Just hours before Goodman’s report was published, both the NCAA and Arizona kept their lips sealed, presumably under the guise of student privacy laws. When reached for comment Wednesday afternoon, an NCAA spokesperson offered the following response:

It would be best for you to reach out to the school on this issue.

Around the same time, Arizona men’s basketball SID Matt Ensor passed along the same brief statement he’s likely been sending inquiring local and national reporters all season:

We can’t comment on Allonzo Trier’s status.

Miller has consistently deflected questions throughout the season, and Arizona reminded the press weekly it wouldn’t be answering questions about Trier’s suspension. As recently as Monday, Miller said he was not optimistic about Trier’s return.

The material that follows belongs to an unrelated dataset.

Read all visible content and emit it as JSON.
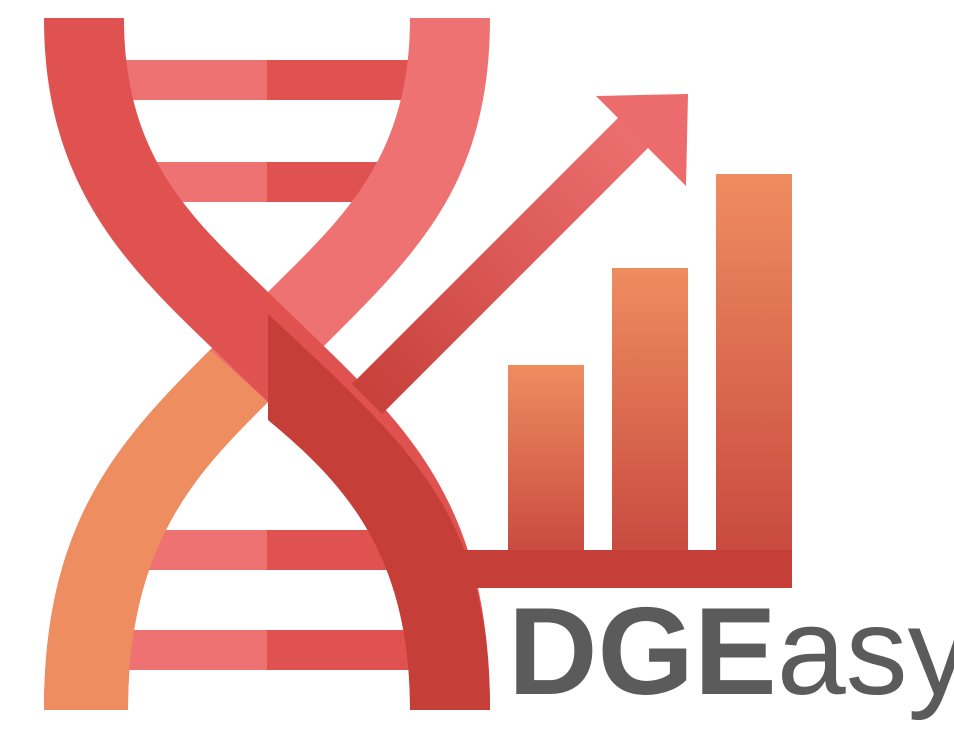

As detailed by CBS Sports, the last time a similar case like this turned up, Georgia offensive lineman Kolton Houston underwent sauna therapy, took 100 drug tests, and had surgery to “remove five fatty deposits from his body where the banned substance was stored” and still was not allowed to play by the NCAA. Despite proving beyond a measure of a doubt that he was not cheating, Houston was denied the chance to play again because the PED he took was not completely gone from his system. It took three years for his blood work to pass NCAA standards.